A pressure chamber containing liquid;
An actuator for expanding or contracting the volume of the pressure chamber based on a drive signal;
A drive signal output unit for outputting the drive signal to the actuator;
A nozzle that communicates with the pressure chamber and discharges liquid by a change in volume of the pressure chamber;
The drive signal output by the drive signal output unit includes a drive waveform signal in which the number of repetitions of ejection pulses for ejecting liquid from the nozzle is 3 or more,
When the number of repetitions of the ejection pulse is 3 or more, the drive waveform of the drive signal is composed of a first ejection pulse group and a second ejection pulse group following the first ejection pulse group,
The first ejection pulse group is composed of a plurality of ejection pulses having a first voltage amplitude, and the second ejection pulse group has a second voltage amplitude smaller than the first voltage amplitude.
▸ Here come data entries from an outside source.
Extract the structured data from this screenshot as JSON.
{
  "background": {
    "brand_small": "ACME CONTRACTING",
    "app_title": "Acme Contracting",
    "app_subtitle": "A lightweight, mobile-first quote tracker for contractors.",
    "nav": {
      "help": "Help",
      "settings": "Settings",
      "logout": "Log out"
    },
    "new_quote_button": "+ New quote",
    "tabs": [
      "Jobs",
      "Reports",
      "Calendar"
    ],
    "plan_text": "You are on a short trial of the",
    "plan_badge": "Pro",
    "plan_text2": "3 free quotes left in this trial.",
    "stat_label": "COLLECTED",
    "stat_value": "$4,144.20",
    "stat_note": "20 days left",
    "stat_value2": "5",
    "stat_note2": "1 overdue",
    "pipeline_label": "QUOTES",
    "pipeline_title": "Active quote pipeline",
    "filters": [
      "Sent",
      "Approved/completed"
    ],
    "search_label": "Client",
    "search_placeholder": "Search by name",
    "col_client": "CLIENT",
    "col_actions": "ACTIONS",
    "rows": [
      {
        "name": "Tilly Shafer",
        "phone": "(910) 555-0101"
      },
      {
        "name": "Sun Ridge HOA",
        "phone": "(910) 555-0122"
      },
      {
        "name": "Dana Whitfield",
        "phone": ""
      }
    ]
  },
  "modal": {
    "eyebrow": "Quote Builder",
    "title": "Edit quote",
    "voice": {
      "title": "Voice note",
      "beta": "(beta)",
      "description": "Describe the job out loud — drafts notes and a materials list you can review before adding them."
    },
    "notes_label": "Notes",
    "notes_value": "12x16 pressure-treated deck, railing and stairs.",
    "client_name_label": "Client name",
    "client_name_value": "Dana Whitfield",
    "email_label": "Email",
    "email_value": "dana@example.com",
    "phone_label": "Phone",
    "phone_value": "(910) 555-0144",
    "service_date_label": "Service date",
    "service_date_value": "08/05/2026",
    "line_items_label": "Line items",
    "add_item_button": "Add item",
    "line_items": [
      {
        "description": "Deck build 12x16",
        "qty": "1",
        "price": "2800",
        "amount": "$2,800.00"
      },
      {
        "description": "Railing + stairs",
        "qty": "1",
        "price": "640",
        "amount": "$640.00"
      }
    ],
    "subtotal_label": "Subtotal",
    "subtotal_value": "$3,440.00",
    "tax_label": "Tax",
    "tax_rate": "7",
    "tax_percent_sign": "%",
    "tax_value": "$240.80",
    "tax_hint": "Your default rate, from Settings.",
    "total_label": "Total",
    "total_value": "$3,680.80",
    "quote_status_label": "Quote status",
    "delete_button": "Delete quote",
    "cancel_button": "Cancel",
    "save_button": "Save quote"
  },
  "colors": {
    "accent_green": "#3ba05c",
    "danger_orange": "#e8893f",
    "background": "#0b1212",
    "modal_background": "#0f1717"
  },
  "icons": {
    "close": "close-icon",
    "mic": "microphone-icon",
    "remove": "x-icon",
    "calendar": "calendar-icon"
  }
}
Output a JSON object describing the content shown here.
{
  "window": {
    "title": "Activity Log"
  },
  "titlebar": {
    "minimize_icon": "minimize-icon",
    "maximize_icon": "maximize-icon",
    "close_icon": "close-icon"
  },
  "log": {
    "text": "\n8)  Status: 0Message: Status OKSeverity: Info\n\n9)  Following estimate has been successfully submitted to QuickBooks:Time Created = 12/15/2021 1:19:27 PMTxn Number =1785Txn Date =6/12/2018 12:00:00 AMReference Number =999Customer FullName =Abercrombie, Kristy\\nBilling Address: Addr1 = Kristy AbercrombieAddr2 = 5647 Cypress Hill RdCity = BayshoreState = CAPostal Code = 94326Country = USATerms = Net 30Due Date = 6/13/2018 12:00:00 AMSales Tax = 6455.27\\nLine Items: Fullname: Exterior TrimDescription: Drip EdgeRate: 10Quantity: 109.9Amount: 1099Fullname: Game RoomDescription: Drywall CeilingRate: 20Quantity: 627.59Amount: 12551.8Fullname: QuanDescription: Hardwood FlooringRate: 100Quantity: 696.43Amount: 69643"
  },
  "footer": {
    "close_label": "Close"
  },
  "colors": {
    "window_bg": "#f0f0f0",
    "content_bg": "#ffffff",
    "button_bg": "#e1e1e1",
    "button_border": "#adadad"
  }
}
Comprising one or more ejection pulses having
Inkjet head drive device. A voltage switching unit connected to at least three types of voltage sources having different voltage values;
The drive signal output unit controls the voltage switching unit to change the voltage amplitude value of the ejection pulse output to the actuator by switching the voltage source connected to the actuator to any one of the plurality of voltage sources. ,
The inkjet head drive device according to claim 1. The drive signal output unit sets the pulse width of the first ejection pulse of the first ejection pulse group to a time half the acoustic resonance period of the ink in the pressure chamber, and the first and second ejection pulse groups. The pulse width of the ejection pulses other than the first ejection pulse of the first ejection pulse group is set to be equal to or less than half the acoustic resonance period, and the center of the pulse width of each ejection pulse in the drive waveform is The interval is the acoustic resonance period,
The inkjet head drive device according to claim 1. The second voltage amplitude is such that the velocity of the droplet ejected by the last ejection pulse included in the second ejection pulse group is ejected by the first ejection pulse included in the first ejection pulse group. A voltage amplitude that is greater than or equal to the velocity of the droplet,
The inkjet head drive device according to any one of claims 1 to 3. The drive signal output unit outputs an inflow / outflow suppression pulse for suppressing liquid inflow / outflow of the nozzle and the pressure chamber after outputting the ejection pulses of the first and second ejection pulse groups,
The inkjet head drive device according to any one of claims 1 to 4.